Ratification of the Trans Pacific Partnership will present sustained opportunities for foreign asset managers to capitalize on a resurgent Japan.
Structural reform, the third arrow of Prime Minister Shinzo Abe's strategy to revitalize the Japanese economy, has yet to hit its mark, even as Japan's equities have rallied more in 2015 than at any time in the past 15 years. However, as the approval process of the Trans Pacific Partnership accelerates, asset managers should be ready for that third arrow to strike and set in motion a sustained transformation of the Japanese economy over the next decade.

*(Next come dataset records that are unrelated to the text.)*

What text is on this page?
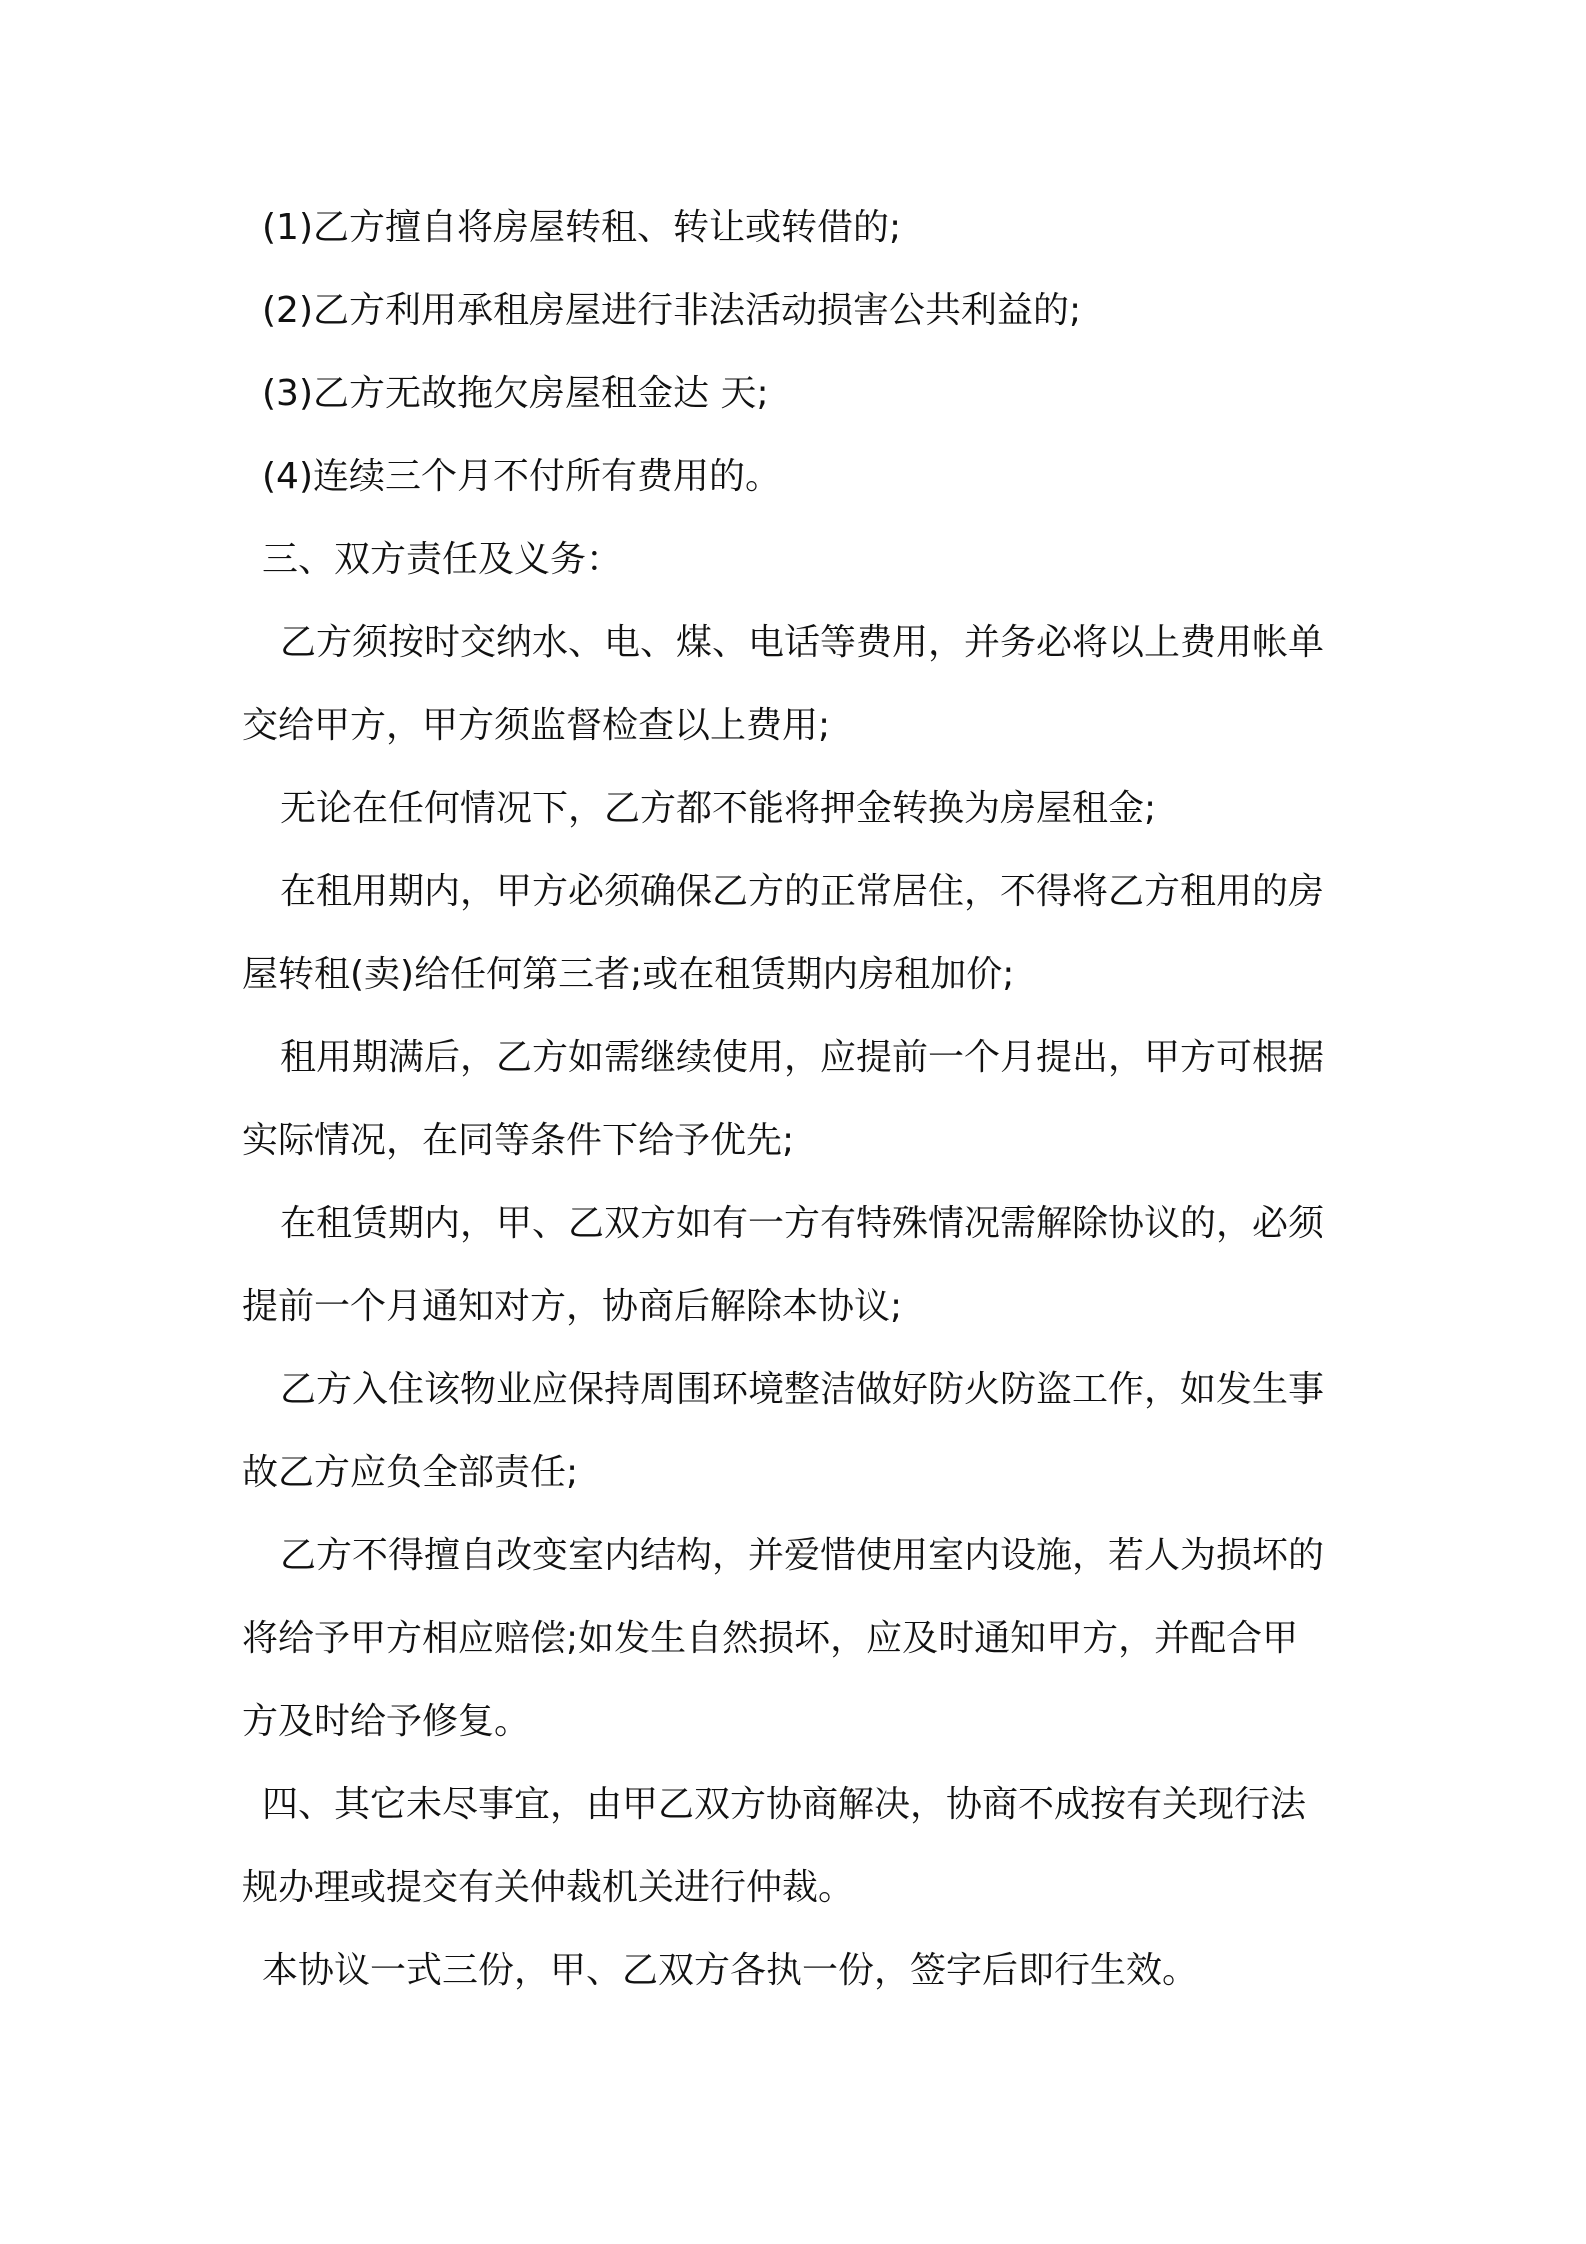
(1)乙方擅自将房屋转租、转让或转借的;

(2)乙方利用承租房屋进行非法活动损害公共利益的;

(3)乙方无故拖欠房屋租金达 天;

(4)连续三个月不付所有费用的。

三、双方责任及义务：

乙方须按时交纳水、电、煤、电话等费用，并务必将以上费用帐单

交给甲方，甲方须监督检查以上费用;

无论在任何情况下，乙方都不能将押金转换为房屋租金;

在租用期内，甲方必须确保乙方的正常居住，不得将乙方租用的房

屋转租(卖)给任何第三者;或在租赁期内房租加价;

租用期满后，乙方如需继续使用，应提前一个月提出，甲方可根据

实际情况，在同等条件下给予优先;

在租赁期内，甲、乙双方如有一方有特殊情况需解除协议的，必须

提前一个月通知对方，协商后解除本协议;

乙方入住该物业应保持周围环境整洁做好防火防盗工作，如发生事

故乙方应负全部责任;

乙方不得擅自改变室内结构，并爱惜使用室内设施，若人为损坏的

将给予甲方相应赔偿;如发生自然损坏，应及时通知甲方，并配合甲

方及时给予修复。

四、其它未尽事宜，由甲乙双方协商解决，协商不成按有关现行法

规办理或提交有关仲裁机关进行仲裁。

本协议一式三份，甲、乙双方各执一份，签字后即行生效。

Consisting of 12 Pacific Rim nations, the TPP is poised for comprehensive integration and will touch most areas of economic life by:
- lowering or eliminating tariffs on goods and services, opening long-closed industries to competition;
- liberalizing the service sectors;
- eliminating non-tariff barriers to trade within signatory nations;
- creating new export markets for signatory nations' products;
- increasing bilateral foreign direct investment; and
- paving the way for new rules on intellectual property rights among signatory nations.
The Peterson Institute predicts the TPP will lower agricultural tariffs and other internal barriers to competition, resulting in an 18% increase in Japan's exports. Trade privileges with the other 11 members of TPP will also attract foreign direct investment and translate to an estimated 2% increase of Japan's annual GDP.